While muscles haven’t been a primary research target, there have been a few studies about muscles and RA. As far back as 1951, researchers found that inflammation of arteries in muscle tissue was observed in RA patients. In a study of 350 RA patients in Spain, weakness, muscle atrophy, and muscle inflammation were commonly observed in those suffering from RA. A detailed research study by Helliwell and Jackson published in 1994 documented RA’s impact on muscle tissue. They concluded, “Although there is significant muscle wasting in RA, it is likely that reduction in strength is also attributable to joint deformity and pain leading to inhibition of grip directly and, indirectly, by arthrogenous muscle inhibition. Doubts remain about the quality of muscle in RA”. Arthrogenous refers to “starting from a joint”. In 1993, Young produced a model demonstrating the connection between joint damage and muscles.

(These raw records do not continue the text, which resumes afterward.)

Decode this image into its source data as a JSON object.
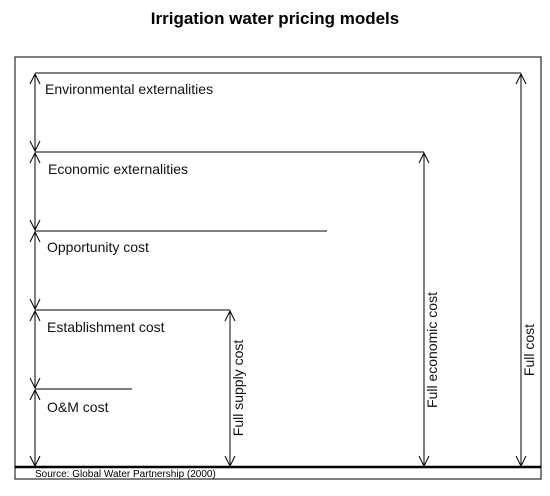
{
  "title": "Irrigation water pricing models",
  "cost_layers": [
    "Environmental externalities",
    "Economic externalities",
    "Opportunity cost",
    "Establishment cost",
    "O&M cost"
  ],
  "totals": {
    "full_supply_cost": "Full supply cost",
    "full_economic_cost": "Full economic cost",
    "full_cost": "Full cost"
  },
  "source": "Source: Global Water Partnership (2000)"
}
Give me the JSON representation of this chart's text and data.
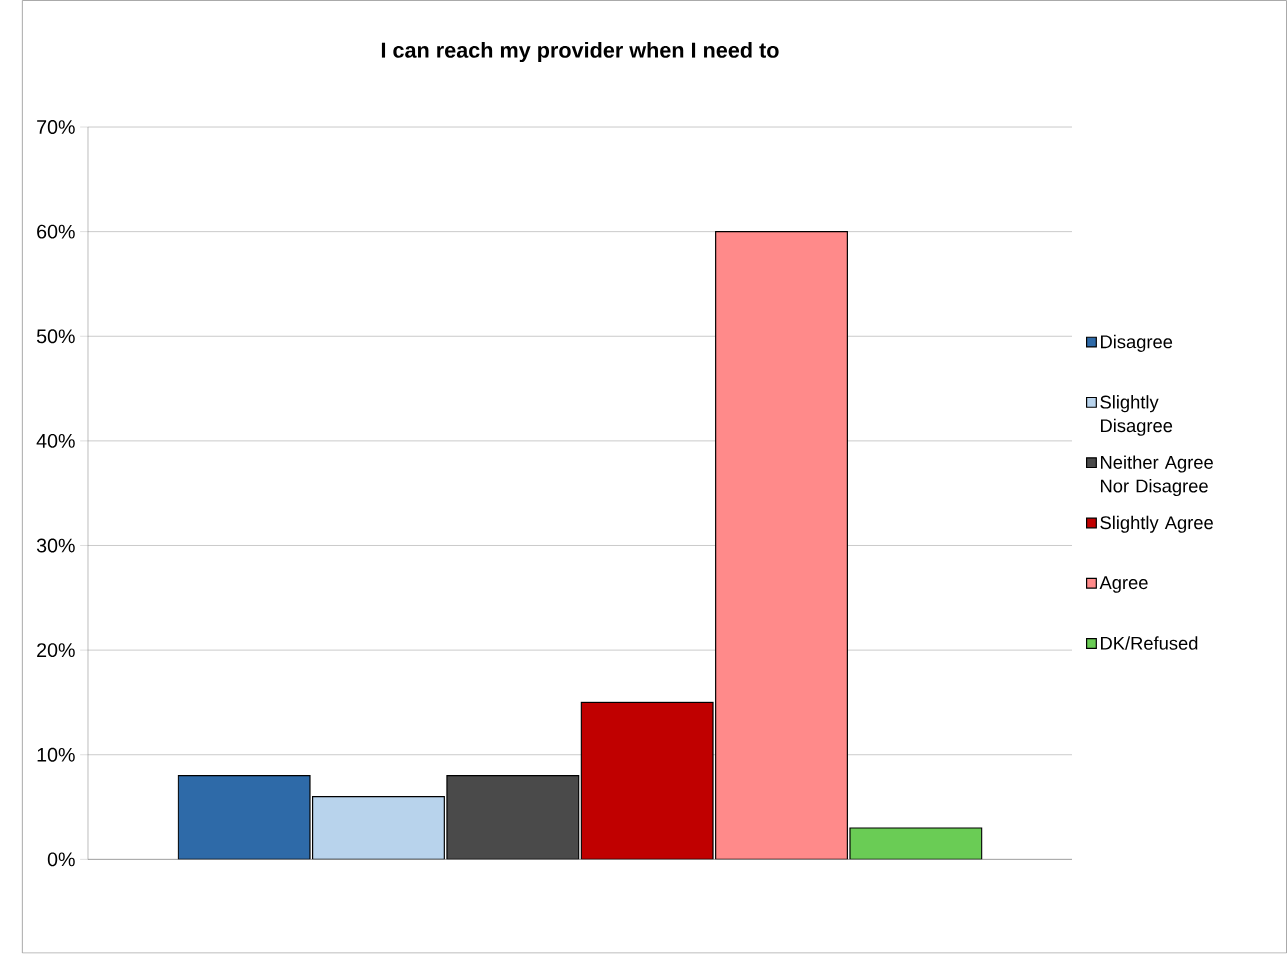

In addition to biomechanical problems, it is entirely plausible that biochemical processes involved with RA may negatively impact muscle tissue. According to some researchers, RA related cytokines including IL-1 and TNF are involved with breaking down the protein in muscles. According to Rall, et al (1996), “Adults with RA have increased whole-body protein breakdown, which correlates with growth hormone, glucagon, and TNFα production.” They concluded…”And although progressive resistance training led to improved strength and functional status in patients with RA and in controls, we saw no changes in protein metabolism or hormone levels as a result of the training intervention among any of the groups of subjects.” In other words, muscle breakdown continued even in midst of exercise. This mirrors a study by a group from Finland who noted that exercise helped RA patients’ muscle strength but not bone density. In 1974, a group of researchers from Sweden noticed changes in the muscle tissue of RA patients. They stated, “It is emphasized that the type II atrophy must be the result of a more complex mechanism than simple ‘disuse’.”

My suspicions about the biochemical impact and connectedness to RA impacted joints are both confirmed in the research literature. The question then remains as to what may be done to stop or reverse the impact of RA on muscles. Some argue that RA patients should engage in regular exercise in order to maintain muscle tone (see Mayo Clinic, NCHPAD). In a 2003 review of research studies on the impact of exercise on RA patients, it was found that most studies demonstrated that exercise positively impacted muscle strength without negatively impacting pain or daily activities. These results are interesting to me personally because every time I try to engage in exercise or strenuous activity, I feel worse and daily activities are limited (see recent post). Regarding exercise, many experts now recommend, “If you can, you should; if you can’t, you shouldn’t.” (Dr. Borogini Health Central RA website).

The evidence is clear – rheumatoid arthritis does impact muscle tissue. But more research is needed to identify the specific causes and to develop long term solutions. Of course, a bona fide cure for RA would do the trick. Fortunately, there are still researchers seeking answers as attested to by the fact that funding is being provided to study muscles in RA patients (see recent grant award in the UK).